Why High-Income Professionals May Be Most Affected
The result is a strategy inversion few predicted. High-income professionals — the cohort most exposed to the serviceability squeeze and best placed to use depreciation — may find new builds shift from portfolio afterthought to structural necessity.
Almeida, whose firm has advised medical professionals and HNW’s nationally since 2013, says doctors sit at the centre of this shift.
“Our clients are typically high-income, time-poor, and building portfolios across a 20-year career. Cash flow is the constraint that stalls them — not appetite, not income. A well-selected new build keeps them accumulating when an established-only strategy would force them to stop.”
Selection Will Determine Success
The caveat, and it is a large one, is selection. New build corridors live and die on underlying demand. The Research Division’s data shows development suburbs in Queensland, South Australia and New South Wales matching or exceeding their nearest capital city across recent growth cycles — but Almeida is candid that this holds only where vacancy rates, population inflow and affordability support the broader market. Buy into a corridor without those fundamentals and no depreciation schedule will save you.
A Portfolio Doesn’t Have to Choose Sides
His framing is that the established-versus-new argument was always the wrong fight.
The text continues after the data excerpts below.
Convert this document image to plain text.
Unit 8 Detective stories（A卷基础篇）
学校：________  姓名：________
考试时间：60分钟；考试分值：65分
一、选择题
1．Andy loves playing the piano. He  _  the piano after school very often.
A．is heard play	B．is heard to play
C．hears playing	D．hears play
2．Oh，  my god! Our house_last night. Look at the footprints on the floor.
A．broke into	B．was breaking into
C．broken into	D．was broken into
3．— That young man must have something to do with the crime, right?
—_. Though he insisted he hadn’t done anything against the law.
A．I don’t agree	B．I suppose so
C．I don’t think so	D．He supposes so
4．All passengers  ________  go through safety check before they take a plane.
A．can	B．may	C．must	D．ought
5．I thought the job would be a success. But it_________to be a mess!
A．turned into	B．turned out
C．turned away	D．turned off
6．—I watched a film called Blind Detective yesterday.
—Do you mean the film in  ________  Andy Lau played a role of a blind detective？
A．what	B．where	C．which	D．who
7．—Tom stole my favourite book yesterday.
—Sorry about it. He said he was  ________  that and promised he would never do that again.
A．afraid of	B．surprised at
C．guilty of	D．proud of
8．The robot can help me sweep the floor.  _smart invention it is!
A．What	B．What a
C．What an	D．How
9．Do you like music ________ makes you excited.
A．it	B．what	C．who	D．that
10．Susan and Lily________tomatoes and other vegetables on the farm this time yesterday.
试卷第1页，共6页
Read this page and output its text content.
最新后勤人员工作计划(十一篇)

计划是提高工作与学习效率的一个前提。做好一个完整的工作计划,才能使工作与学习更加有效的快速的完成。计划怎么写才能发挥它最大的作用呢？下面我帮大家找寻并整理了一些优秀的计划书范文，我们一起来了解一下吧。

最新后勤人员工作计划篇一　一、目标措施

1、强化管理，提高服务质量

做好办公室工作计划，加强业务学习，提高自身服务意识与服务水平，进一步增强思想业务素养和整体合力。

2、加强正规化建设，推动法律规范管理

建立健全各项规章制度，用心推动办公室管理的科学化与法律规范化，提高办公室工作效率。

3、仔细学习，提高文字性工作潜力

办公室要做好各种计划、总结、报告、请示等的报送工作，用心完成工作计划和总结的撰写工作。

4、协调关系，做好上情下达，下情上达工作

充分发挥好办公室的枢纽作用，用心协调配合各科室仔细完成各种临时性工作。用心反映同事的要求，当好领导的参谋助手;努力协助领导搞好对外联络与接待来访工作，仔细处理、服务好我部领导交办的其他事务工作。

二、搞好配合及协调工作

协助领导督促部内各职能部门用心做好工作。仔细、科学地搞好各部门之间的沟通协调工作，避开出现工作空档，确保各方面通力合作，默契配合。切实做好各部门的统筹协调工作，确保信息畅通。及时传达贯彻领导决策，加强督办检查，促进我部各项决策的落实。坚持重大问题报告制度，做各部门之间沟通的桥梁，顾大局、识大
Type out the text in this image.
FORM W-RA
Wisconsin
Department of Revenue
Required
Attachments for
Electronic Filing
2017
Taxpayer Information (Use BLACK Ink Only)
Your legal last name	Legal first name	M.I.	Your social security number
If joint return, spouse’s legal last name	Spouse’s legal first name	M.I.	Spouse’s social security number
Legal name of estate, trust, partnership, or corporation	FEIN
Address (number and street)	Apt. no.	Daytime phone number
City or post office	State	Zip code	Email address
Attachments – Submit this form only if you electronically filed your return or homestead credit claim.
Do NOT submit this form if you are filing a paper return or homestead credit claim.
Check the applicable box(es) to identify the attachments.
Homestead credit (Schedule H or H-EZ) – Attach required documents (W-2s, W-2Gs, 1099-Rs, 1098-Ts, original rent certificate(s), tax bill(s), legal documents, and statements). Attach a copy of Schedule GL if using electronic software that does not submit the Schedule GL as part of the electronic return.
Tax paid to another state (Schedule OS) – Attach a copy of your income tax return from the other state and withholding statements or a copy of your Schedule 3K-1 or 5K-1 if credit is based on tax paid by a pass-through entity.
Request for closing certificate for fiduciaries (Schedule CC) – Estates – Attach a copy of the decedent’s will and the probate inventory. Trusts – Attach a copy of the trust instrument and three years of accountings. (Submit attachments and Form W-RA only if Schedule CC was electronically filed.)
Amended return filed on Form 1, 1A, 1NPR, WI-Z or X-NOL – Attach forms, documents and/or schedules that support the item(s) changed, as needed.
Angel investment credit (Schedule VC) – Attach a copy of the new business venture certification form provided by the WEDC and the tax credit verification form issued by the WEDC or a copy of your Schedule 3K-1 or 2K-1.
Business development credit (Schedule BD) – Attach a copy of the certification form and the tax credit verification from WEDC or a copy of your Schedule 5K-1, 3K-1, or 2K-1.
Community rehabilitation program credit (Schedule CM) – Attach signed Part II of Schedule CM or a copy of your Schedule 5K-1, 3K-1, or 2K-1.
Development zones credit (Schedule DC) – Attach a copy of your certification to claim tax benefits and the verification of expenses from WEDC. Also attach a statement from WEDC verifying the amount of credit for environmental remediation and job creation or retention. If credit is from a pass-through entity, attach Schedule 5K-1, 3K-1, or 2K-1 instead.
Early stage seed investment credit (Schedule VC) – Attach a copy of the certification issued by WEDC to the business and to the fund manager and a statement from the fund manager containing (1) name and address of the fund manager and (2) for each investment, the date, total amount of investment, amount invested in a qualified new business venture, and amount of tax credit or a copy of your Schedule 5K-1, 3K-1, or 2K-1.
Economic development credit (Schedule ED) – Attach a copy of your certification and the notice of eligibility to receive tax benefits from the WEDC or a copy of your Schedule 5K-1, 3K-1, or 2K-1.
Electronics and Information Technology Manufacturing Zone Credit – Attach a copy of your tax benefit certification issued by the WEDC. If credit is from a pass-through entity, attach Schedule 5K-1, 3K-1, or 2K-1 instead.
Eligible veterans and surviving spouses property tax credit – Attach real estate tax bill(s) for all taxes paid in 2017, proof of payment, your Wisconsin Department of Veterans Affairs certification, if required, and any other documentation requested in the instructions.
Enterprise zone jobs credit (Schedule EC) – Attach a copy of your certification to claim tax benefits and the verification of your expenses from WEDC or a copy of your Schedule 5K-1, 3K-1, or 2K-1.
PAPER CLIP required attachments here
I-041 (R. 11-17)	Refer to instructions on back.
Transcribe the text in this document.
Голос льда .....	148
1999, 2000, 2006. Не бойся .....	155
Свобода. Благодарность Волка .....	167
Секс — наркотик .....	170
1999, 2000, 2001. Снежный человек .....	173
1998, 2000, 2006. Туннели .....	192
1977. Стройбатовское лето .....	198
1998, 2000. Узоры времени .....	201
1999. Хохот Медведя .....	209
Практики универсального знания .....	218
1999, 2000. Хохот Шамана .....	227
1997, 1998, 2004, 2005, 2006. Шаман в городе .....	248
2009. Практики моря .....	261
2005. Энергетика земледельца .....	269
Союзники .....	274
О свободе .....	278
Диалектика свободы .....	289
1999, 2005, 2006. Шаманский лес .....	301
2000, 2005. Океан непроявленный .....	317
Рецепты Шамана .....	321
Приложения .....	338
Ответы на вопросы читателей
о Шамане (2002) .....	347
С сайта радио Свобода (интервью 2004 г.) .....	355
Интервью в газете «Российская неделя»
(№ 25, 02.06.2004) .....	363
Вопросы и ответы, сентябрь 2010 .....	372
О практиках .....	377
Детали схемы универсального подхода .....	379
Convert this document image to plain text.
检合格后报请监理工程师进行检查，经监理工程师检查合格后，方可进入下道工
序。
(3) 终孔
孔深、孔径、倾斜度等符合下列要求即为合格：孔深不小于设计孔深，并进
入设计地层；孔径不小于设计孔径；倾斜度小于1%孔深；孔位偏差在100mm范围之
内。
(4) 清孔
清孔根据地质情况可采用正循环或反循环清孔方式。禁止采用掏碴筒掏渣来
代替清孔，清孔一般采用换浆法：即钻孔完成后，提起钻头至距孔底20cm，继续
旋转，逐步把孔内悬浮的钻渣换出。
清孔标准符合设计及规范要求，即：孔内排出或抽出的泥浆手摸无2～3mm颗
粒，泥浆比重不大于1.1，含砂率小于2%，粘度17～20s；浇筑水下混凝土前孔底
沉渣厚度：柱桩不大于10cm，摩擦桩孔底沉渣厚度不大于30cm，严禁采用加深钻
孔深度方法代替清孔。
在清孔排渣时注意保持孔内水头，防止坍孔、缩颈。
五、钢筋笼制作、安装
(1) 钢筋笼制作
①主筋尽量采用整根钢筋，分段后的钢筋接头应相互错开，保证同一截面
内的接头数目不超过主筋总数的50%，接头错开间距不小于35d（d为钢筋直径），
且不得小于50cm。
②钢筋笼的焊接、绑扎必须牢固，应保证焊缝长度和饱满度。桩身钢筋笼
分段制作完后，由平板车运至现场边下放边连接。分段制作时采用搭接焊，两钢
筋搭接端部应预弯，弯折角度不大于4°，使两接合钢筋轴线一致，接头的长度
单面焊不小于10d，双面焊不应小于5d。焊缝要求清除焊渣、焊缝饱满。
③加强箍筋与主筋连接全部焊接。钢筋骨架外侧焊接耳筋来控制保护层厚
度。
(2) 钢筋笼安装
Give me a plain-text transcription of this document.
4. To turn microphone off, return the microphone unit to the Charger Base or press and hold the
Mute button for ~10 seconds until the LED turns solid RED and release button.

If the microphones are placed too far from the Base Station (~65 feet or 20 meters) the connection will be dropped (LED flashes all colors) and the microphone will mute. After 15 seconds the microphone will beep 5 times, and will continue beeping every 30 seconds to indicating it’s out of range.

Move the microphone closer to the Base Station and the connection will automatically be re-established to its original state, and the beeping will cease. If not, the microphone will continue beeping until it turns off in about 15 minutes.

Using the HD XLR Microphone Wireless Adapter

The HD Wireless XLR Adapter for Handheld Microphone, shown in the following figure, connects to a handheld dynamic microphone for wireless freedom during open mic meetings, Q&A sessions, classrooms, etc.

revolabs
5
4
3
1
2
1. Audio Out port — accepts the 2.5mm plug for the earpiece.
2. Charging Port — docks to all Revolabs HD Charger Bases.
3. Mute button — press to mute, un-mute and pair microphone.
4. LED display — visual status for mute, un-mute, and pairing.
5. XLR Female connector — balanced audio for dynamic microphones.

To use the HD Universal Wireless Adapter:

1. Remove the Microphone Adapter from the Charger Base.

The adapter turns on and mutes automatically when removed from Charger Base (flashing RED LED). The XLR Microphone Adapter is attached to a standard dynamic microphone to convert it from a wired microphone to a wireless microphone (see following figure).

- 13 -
“Most portfolios will end up holding both. Established property for the long-term compounding. New builds to stay in the market when cash flow would otherwise force you to stop. The order matters more than the ideology.”
The Window Before July 2027
If the reforms pass in their current form, the two-year runway to July 2027 becomes its own market event a window in which established property retains its full tax treatment for new buyers. How investors behave inside that window may tell us more about the policy’s real effect than anything modelled so far.